Steve Steve: An MP3 Blog

Thursday, July 20, 2006

a scanner darkly

This movie is rad. Here's the trailer. Some reviewers have called it disjointed and lacking a coherent narrative, but they were either too high (which might be fun) or weren't paying close enough attention (which is understandable, since the dialogue is very fast and often crazy, especially that goofball Robert Downey Jr.). Much like Waking Life, this movie is chocked full of philosophic ideas, complemented with the rotoscopic animation technique. The main characters in the movie are all using a drug called Substance D, which impairs their perceptual abilities and causes wierd hallucinations - lots of big bugs. The way the film is animated allows the audience to experience the characters' perceptual adventures. Not only the shots from the characters' perspectives but the whole movie is animated this way, which causes you to feel as if you are also on Substance D and blurs your perceptions of the distinction between the movie and reality. You might be thinking, 'woah dude, red pill or blue pill?' and yes, this movie picks up on The Matrix's critique of the fa├žades of modern culture, but unlike The Matrix, this science fiction forgoes the pseudo-religious bullshit and and self-conscious computers. This dystopia is very similar to contemporary Orange County, except for a couple futuristic gizmos that Phillip K. Dick probably thought up on his own adventures with 'Substance D' (such as a coat that constantly shifts Keanu's appearance between a million different patchworked facial and bodily identities). And even these gizmos are not so futuristic if you interpret them metaphorically. I have one hint that gives nothing away but may enhance your understanding of the movie: as you're watching, reflect on the meaning of the title, 'a scanner darkly,' in relation to the characters' perceptions of the world, each other, and themselves - constant suspicion, desiring to 'scan clearly' behind the appearances.
"He who fights with monsters might take care lest he thereby become a monster.

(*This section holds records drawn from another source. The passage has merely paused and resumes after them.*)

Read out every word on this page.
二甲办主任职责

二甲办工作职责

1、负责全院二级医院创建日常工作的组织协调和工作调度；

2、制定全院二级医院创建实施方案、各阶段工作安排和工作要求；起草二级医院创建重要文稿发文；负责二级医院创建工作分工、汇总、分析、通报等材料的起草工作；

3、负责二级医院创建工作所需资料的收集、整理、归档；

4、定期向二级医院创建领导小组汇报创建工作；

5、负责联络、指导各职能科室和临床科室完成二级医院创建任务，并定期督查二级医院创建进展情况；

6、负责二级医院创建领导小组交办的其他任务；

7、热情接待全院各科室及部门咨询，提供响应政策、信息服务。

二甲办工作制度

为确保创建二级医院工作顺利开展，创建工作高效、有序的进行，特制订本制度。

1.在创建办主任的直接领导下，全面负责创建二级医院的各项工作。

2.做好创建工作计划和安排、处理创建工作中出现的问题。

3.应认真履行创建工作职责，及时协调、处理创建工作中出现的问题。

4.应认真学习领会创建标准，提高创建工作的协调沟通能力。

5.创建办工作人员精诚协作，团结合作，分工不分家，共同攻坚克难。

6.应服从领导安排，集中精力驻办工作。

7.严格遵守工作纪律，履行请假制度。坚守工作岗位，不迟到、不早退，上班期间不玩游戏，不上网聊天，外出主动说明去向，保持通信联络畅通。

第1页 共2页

And if you gaze for long into an abyss, the abyss gazes also into you." - Nietzsche.
"My mind's playin' tricks on me." - The Geto Boys
The movie ends with a Thom Yorke song in which he says "fuck" a lot (in homage to the sidesplittaz' "i'm not a father, I just fuck a lot"): black swan - Thom Yorke.


Blogger Ilya said...

The movie ends with a passage from P.K. Dick's novel, dedicating the book to his friends and lovers whose lives were destroyed by drug use. I disagree with Eli over the lessons the film leaves us when we walk out of the theater. "A Scanner Darkly", adapted from Dick's novel, is a story about the evils of highly addictive drugs. In the film, set in southern California, the government is going after users of a drug called "D", whose properties are very vague. The substance makes its users politically ineffective and fit for slave labor. And it is also about the loss of identity in our world. Eli picked up on that in his post. But the overwhelming message is anti-drug.